Organisers of the world's biggest mobile technology fair are pulling the plug over worries about the viral outbreak from China.
The annual Mobile World Congress (MWC) will no longer be held as planned in Barcelona, Spain, on Feb. 24-27.
MWC is the second biggest technology event after the Consumer Electronics Show (CES), staged in Las Vegas every January.
The Barcelona show is just the latest in a wave of technology fairs and conferences to be axed over virus worries.
Earlier today, US networking giant Cisco cancelled its flagship Australasian customer and partner event, Cisco Live, which had been expected to draw close to 10,000 people to Melbourne on March 3 to 6.
And earlier this week PB Tech, NZ's largest independent technology retailer, cancelled its PB Tech Expo 2020, which had been scheduled for February 28 to March 1 at the Vodafone Events Centre in Manukau. CEO Gary Bigwood said it was possible the event would be reanimated around August.
Bigwood said the expo had been pulled because many tech vendors had trouble travelling. He said high stock levels meant there were no delays with most tech products in stories. Similarly, Harvey Norman and JB Hi-Fi have said that stockpiling put in place for the usual Chinese New Year slowdown has had the effect of carrying them over virus outbreaks so far. Online, vendors including Apple are still promising delivery of product within days.
The decision to axe this year's MWC came after dozens of tech companies and wireless carriers dropped out, with the latest cancellations by Nokia, Vodafone, Deutsche Telekom and Britain's BT on Wednesday. Other companies that dropped out earlier include Ericsson, Nokia, Sony, Amazon, Intel and LG. The companies cited travel difficulties, plus concerns for the safety of staff and visitors.

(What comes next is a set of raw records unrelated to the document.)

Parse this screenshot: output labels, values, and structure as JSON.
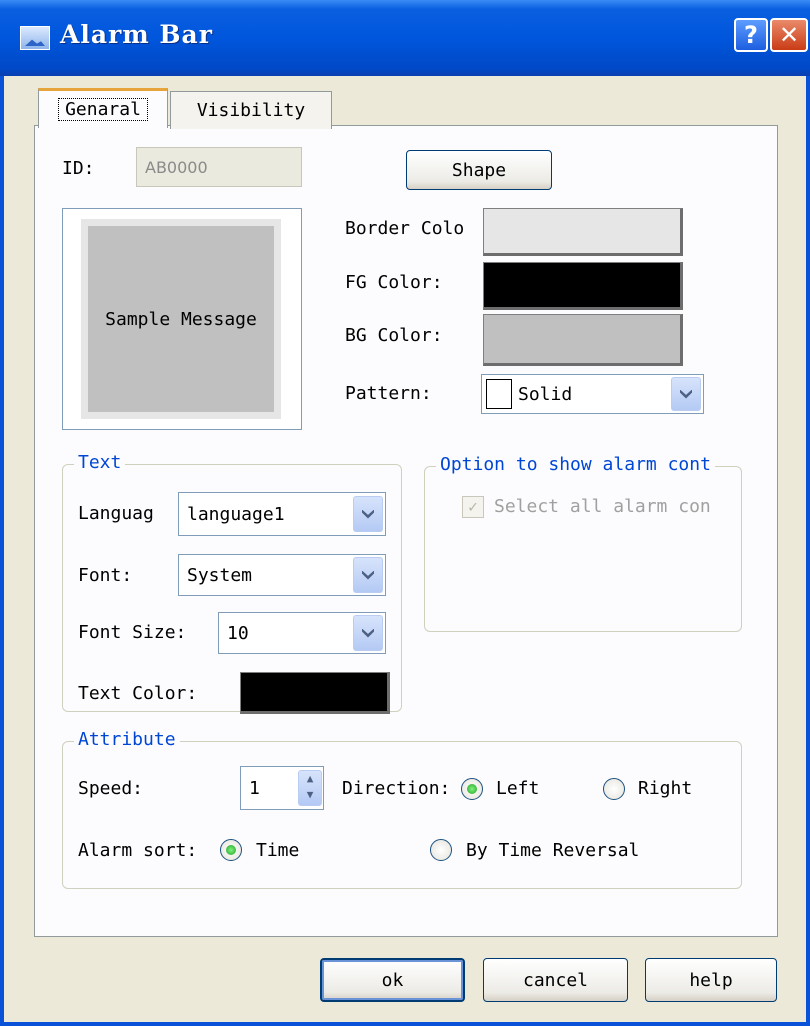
{
  "window": {
    "title": "Alarm Bar"
  },
  "tabs": [
    {
      "label": "Genaral"
    },
    {
      "label": "Visibility"
    }
  ],
  "general": {
    "id_label": "ID:",
    "id_value": "AB0000",
    "shape_button": "Shape",
    "preview_text": "Sample Message",
    "border_color_label": "Border Colo",
    "fg_color_label": "FG Color:",
    "bg_color_label": "BG Color:",
    "pattern_label": "Pattern:",
    "pattern_value": "Solid",
    "colors": {
      "border": "#e6e6e6",
      "fg": "#000000",
      "bg": "#c0c0c0",
      "preview_bg": "#c0c0c0"
    }
  },
  "text_group": {
    "title": "Text",
    "language_label": "Languag",
    "language_value": "language1",
    "font_label": "Font:",
    "font_value": "System",
    "font_size_label": "Font Size:",
    "font_size_value": "10",
    "text_color_label": "Text Color:",
    "text_color": "#000000"
  },
  "option_group": {
    "title": "Option to show alarm cont",
    "select_all_label": "Select all alarm con",
    "select_all_checked": true,
    "enabled": false
  },
  "attribute_group": {
    "title": "Attribute",
    "speed_label": "Speed:",
    "speed_value": "1",
    "direction_label": "Direction:",
    "direction_left": "Left",
    "direction_right": "Right",
    "direction_selected": "Left",
    "alarm_sort_label": "Alarm sort:",
    "sort_time": "Time",
    "sort_reversal": "By Time Reversal",
    "sort_selected": "Time"
  },
  "footer": {
    "ok": "ok",
    "cancel": "cancel",
    "help": "help"
  }
}
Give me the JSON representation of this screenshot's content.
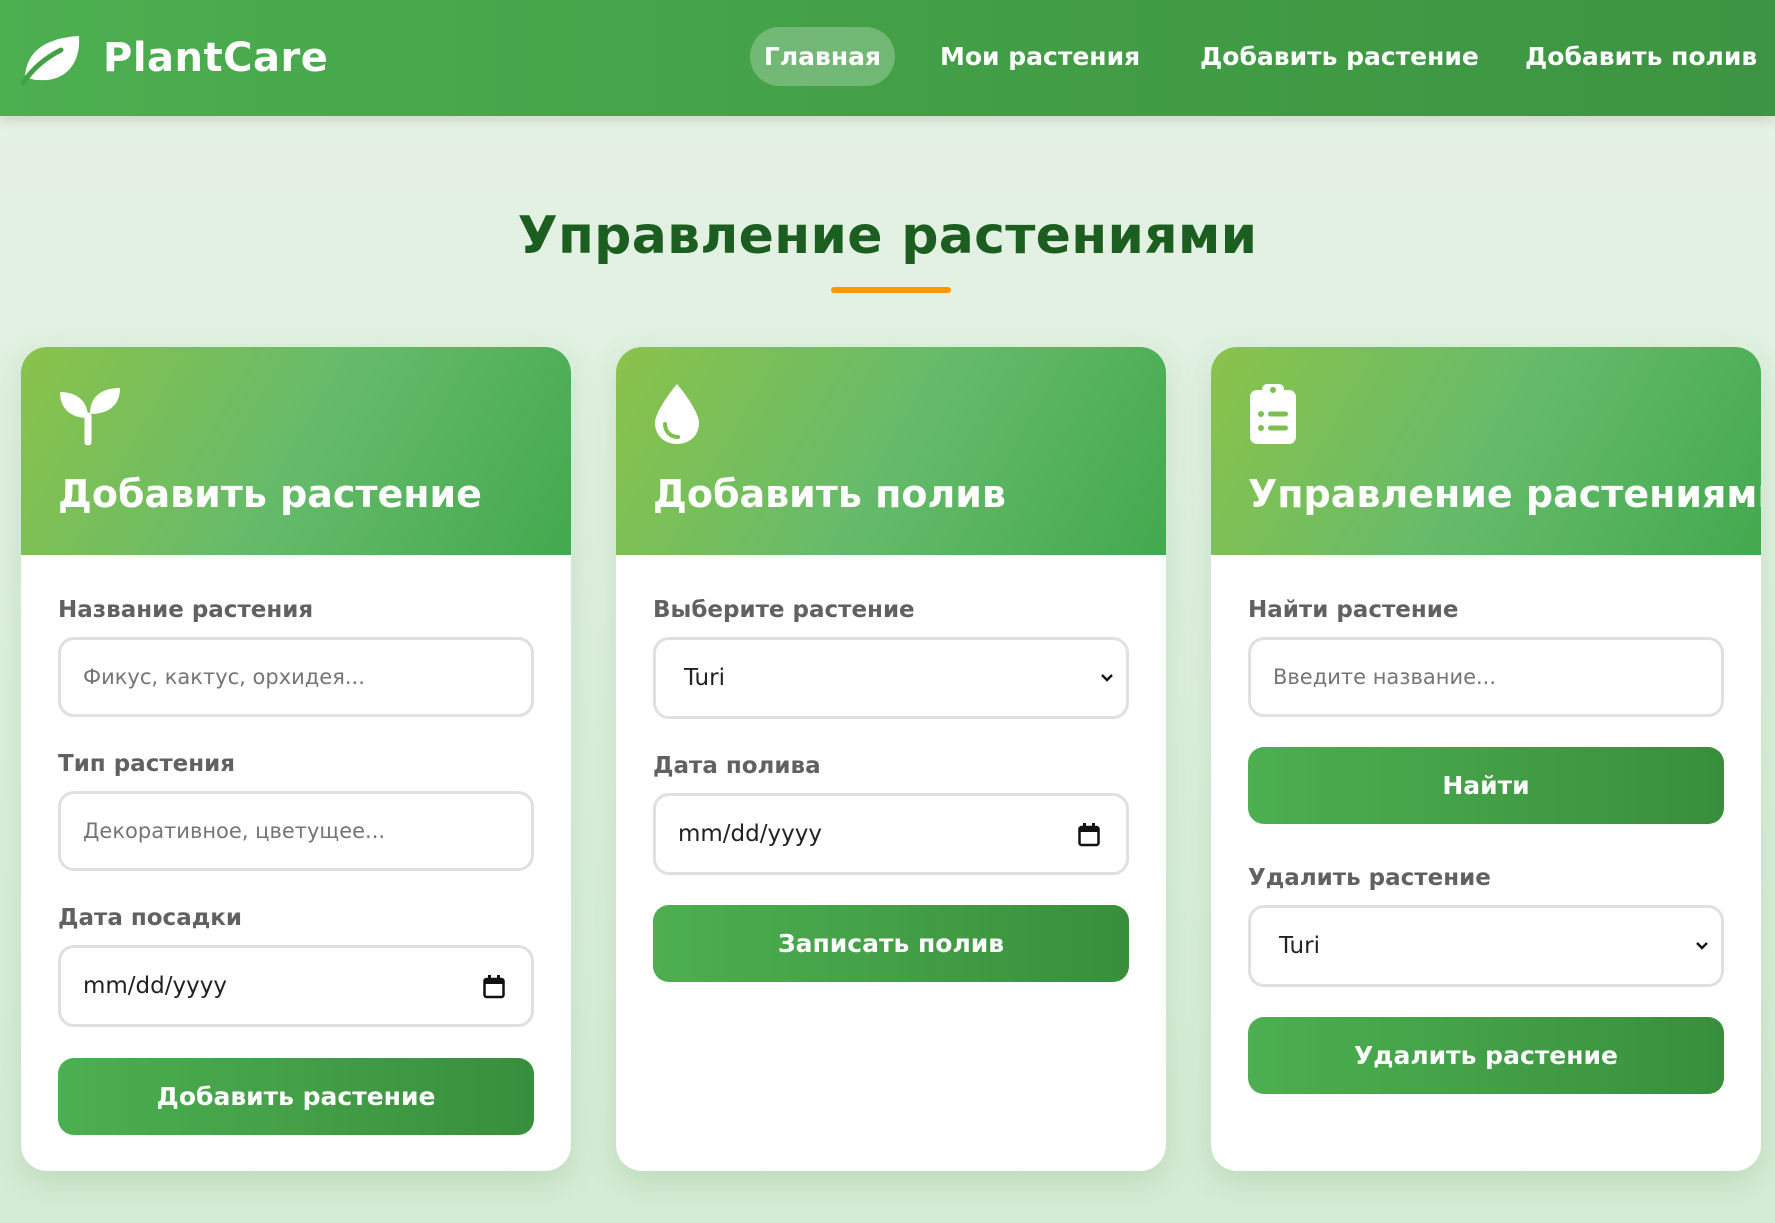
{
  "navbar": {
    "brand": "PlantCare",
    "links": [
      "Главная",
      "Мои растения",
      "Добавить растение",
      "Добавить полив"
    ],
    "active_link": "Главная"
  },
  "page": {
    "title": "Управление растениями",
    "accent_color": "#ff9800",
    "title_color": "#1b5e20"
  },
  "cards": [
    {
      "icon": "sprout-icon",
      "title": "Добавить растение",
      "fields": [
        {
          "label": "Название растения",
          "placeholder": "Фикус, кактус, орхидея..."
        },
        {
          "label": "Тип растения",
          "placeholder": "Декоративное, цветущее..."
        },
        {
          "label": "Дата посадки",
          "value": "mm/dd/yyyy"
        }
      ],
      "button": "Добавить растение"
    },
    {
      "icon": "droplet-icon",
      "title": "Добавить полив",
      "fields": [
        {
          "label": "Выберите растение",
          "value": "Turi"
        },
        {
          "label": "Дата полива",
          "value": "mm/dd/yyyy"
        }
      ],
      "button": "Записать полив"
    },
    {
      "icon": "clipboard-list-icon",
      "title": "Управление растениями",
      "fields": [
        {
          "label": "Найти растение",
          "placeholder": "Введите название..."
        },
        {
          "label": "Удалить растение",
          "value": "Turi"
        }
      ],
      "search_button": "Найти",
      "button": "Удалить растение"
    }
  ]
}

A number of measures proposed by MWC organisers, including a handshake ban, plans to step up cleaning and disinfecting and make sure speakers don't use the same microphone, failed to save the event.

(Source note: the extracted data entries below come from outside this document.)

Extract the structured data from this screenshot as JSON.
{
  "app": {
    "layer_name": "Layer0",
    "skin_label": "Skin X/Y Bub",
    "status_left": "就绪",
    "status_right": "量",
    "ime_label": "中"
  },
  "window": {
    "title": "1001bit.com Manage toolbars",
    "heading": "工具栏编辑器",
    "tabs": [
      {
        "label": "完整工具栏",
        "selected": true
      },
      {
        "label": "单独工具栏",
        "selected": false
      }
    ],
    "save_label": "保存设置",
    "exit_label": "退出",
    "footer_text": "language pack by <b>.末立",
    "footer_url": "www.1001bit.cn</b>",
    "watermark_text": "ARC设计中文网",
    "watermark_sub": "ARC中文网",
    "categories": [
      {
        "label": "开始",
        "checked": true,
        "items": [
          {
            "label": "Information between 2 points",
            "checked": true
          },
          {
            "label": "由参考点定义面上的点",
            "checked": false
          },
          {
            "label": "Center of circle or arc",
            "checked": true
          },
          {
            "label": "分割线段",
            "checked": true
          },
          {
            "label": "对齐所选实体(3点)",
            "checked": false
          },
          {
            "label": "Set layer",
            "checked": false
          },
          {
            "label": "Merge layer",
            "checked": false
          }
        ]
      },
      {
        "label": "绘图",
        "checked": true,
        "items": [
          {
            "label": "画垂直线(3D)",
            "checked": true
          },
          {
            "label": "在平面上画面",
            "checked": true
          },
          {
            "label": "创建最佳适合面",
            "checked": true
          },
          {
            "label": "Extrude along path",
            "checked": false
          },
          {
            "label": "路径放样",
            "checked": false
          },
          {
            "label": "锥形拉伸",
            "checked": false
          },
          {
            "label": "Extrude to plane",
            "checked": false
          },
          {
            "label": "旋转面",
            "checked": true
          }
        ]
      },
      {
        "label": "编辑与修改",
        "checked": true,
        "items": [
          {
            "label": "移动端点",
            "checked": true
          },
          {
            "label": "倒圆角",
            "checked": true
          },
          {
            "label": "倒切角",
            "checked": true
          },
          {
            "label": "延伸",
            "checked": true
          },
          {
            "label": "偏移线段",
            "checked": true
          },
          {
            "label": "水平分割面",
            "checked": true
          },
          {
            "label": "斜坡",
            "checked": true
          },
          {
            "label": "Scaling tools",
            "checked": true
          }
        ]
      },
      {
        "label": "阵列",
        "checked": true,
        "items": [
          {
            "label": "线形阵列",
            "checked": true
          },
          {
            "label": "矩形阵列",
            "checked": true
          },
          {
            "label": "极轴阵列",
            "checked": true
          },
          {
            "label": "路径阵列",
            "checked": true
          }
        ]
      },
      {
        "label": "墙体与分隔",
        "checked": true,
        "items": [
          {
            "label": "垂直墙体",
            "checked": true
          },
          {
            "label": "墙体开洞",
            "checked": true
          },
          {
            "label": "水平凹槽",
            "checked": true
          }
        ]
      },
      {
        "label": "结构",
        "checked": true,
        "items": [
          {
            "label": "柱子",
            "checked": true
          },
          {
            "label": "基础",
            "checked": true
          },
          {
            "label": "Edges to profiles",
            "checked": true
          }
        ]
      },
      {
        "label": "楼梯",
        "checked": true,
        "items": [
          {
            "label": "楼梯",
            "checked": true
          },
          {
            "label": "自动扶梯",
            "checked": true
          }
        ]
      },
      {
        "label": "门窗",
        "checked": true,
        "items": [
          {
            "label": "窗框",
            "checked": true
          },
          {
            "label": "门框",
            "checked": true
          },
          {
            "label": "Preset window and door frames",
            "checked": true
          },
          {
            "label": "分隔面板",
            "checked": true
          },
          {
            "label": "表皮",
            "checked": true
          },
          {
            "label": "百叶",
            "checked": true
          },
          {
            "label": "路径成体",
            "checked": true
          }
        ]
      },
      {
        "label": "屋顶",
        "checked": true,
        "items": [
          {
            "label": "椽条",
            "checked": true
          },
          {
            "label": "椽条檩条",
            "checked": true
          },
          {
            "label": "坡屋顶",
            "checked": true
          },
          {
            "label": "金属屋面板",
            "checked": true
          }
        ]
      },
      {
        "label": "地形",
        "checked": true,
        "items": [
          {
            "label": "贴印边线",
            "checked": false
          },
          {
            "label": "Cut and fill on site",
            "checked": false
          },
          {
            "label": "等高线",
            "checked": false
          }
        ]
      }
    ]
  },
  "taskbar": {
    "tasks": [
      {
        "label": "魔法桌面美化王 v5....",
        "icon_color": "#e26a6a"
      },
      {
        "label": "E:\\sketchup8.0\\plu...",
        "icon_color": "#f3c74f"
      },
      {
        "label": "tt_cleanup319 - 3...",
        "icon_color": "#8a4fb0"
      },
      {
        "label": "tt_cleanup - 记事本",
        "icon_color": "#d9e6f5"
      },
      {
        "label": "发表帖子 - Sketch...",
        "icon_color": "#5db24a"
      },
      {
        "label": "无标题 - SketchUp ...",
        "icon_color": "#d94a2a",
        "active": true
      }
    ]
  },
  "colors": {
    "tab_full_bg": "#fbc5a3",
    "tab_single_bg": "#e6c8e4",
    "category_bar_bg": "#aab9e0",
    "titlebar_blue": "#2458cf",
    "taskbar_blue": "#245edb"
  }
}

Organisers and government officials had sought to hold out against growing pressure to cancel the annual tech extravaganza, which had been expected to draw more than 100,000 visitors from about 200 countries, including 5000 to 6000 from China.

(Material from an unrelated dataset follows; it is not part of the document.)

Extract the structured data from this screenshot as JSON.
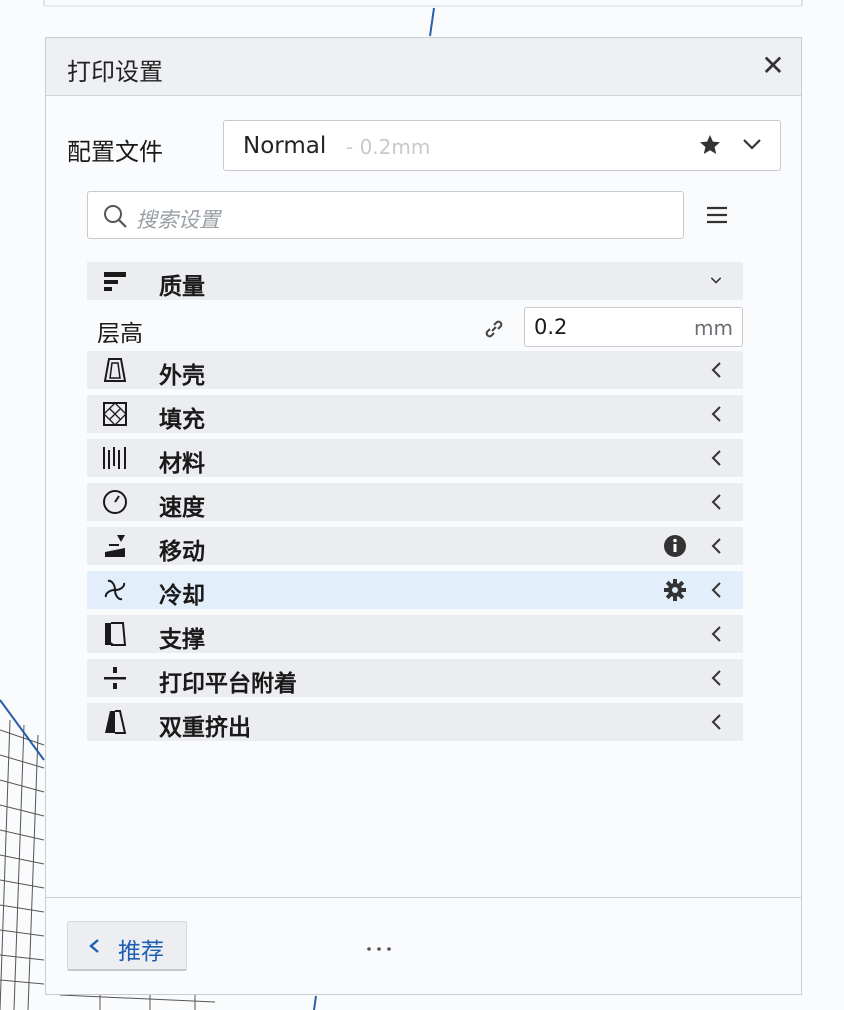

The show normally represents a huge source of revenue for hotels, restaurants and taxi companies. Authorities have estimated the show was to generate 473 million euros ($516 million) and more than 14,000 part-time jobs for the local economy.
Spain's vice president, Carmen Calvo, said there was "no public health reason" to call off the show. She said Spain had a good health response system and was following all of the recommendations from the World Health Organisation.
Spanish labor unions said that the show was called off due to the panic of the major technological companies. The CCOO union's regional leader, Javier Pacheco, denounced "the alarmist attitude of the technological companies that from their position of global supremacy don't care about the local impact."